Tropicana sued again over Mob Experience work

A fourth contractor is suing the Tropicana resort in Las Vegas, claiming it hasn’t been paid for work on the Las Vegas Mob Experience tourist attraction there.

Northwestern Inc. filed suit last week in Clark County District Court against the Tropicana, Mob Experience contractor M.J. Dean Construction Inc. and bonding company Liberty Mutual Insurance Co.

The Mob Experience and its parent company, Murder Inc., were not sued by Northwestern. Murder Inc. is expected to file for bankruptcy protection soon as it faces its own lawsuits, infighting among investors and back rent to the Tropicana.

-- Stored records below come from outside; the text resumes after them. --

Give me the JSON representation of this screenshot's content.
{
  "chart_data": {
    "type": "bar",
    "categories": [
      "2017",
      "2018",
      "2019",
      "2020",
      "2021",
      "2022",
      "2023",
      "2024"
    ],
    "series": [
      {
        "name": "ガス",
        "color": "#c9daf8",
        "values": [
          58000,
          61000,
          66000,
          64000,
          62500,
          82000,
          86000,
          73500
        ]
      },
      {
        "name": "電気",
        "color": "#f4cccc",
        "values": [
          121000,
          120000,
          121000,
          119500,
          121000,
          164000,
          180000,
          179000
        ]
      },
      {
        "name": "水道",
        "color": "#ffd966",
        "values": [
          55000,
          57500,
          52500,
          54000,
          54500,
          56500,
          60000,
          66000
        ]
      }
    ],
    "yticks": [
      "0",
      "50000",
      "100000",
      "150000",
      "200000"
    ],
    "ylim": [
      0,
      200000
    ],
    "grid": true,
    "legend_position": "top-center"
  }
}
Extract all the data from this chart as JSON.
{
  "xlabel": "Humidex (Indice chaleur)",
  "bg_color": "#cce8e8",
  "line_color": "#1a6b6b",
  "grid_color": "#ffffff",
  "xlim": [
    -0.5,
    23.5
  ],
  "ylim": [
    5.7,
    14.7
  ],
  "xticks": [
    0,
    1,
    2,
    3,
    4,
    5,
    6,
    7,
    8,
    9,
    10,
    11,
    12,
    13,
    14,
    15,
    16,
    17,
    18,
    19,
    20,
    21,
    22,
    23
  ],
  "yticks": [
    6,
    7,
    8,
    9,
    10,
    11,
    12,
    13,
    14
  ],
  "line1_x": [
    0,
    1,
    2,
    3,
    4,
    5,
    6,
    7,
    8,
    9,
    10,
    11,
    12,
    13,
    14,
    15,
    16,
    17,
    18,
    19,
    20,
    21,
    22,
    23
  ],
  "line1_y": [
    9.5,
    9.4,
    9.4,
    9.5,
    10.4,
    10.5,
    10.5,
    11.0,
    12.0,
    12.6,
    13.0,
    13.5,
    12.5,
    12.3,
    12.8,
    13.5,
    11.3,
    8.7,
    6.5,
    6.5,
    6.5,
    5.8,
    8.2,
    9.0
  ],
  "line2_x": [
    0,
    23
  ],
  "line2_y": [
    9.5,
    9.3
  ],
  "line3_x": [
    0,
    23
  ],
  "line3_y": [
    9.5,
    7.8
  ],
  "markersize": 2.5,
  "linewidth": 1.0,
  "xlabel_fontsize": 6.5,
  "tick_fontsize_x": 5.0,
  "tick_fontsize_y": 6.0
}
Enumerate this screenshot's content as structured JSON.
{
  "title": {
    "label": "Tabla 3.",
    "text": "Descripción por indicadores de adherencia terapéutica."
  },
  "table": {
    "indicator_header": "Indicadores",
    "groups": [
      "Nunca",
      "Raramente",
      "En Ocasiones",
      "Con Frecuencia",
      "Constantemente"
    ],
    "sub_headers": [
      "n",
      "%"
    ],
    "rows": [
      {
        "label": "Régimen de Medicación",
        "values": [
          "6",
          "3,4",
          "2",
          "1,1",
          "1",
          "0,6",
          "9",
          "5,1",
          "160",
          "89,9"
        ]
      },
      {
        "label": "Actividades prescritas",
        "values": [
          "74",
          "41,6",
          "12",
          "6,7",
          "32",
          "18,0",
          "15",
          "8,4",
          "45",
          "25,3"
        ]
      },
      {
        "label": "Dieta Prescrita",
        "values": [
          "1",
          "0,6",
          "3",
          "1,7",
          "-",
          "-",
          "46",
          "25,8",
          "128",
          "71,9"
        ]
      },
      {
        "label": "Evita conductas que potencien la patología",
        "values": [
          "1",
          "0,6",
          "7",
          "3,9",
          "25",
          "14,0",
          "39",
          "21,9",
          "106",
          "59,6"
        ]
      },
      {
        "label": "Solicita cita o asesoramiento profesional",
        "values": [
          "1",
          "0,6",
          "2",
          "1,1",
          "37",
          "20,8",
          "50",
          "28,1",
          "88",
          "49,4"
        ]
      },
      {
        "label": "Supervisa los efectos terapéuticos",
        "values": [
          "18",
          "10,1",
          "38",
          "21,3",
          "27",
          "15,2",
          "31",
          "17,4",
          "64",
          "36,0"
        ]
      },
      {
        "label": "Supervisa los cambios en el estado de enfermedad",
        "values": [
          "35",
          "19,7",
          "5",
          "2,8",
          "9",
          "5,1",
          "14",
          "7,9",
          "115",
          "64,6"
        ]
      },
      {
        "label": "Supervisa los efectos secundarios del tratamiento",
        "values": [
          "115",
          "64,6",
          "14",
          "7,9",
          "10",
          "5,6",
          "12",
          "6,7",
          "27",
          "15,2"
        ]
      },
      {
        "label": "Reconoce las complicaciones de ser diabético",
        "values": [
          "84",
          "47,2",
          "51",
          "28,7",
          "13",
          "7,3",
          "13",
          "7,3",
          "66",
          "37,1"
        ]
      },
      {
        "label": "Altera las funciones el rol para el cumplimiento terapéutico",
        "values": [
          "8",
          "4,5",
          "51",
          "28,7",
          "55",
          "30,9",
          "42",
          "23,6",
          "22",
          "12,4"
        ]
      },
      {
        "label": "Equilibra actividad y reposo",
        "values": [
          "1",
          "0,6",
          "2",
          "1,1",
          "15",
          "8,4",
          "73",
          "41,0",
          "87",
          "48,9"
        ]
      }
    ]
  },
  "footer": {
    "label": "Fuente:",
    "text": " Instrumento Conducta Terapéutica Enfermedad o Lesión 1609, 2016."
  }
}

Northwestern, in its suit, said it contracted with M.J. Dean to provide custom millwork for The Mob Experience and that it “fully performed its work in performance of that contract with no complaints by M.J. Dean.”

Yet, Northwestern said, it hasn’t been paid more than $143,000 due for its work, despite numerous demands for payment.

Like three earlier Mob Experience contractor lawsuits naming the Tropicana and/or M.J. Dean as defendants, Northwestern said it’s also filed a mechanic’s lien against the Tropicana and is entitled to foreclose on that lien.

The Tropicana and M.J. Dean have not yet responded to the lawsuit, but both have said they, too, are owed money by The Mob Experience.

The contractors suing the Tropicana and/or M.J. Dean earlier were Bombard Electric LLC, Superior Tile & Marble Inc. and George M. Raymond Co.

Attorneys for the Tropicana have now responded to the Superior and George M. Raymond suits with boilerplate-like answers generally saying that “Tropicana lacks sufficient knowledge to either admit or deny the allegations” and the damages claimed were caused by the “actions of third persons over who Tropicana exercised no control.”

Demands in the lawsuits that the Tropicana be foreclosed on are unlikely to result in a foreclosure for several reasons.

First, the expected Mob Experience bankruptcy will likely put all the lawsuits on hold, so the rights of the creditors and Mob Experience investors can be sorted out.

Second, with $385 million in assets, the Tropicana has numerous ways to block a foreclosure over the liens filed against The Mob Experience. For starters, it can simply post bonds against the lien amounts while the lawsuits are litigated either in bankruptcy court or state court.

The Northwestern lawsuit lifts to at least 12 the number of lawsuits filed over the finances of The Mob Experience, which opened this spring. Of the 12 suits, 11 remain open.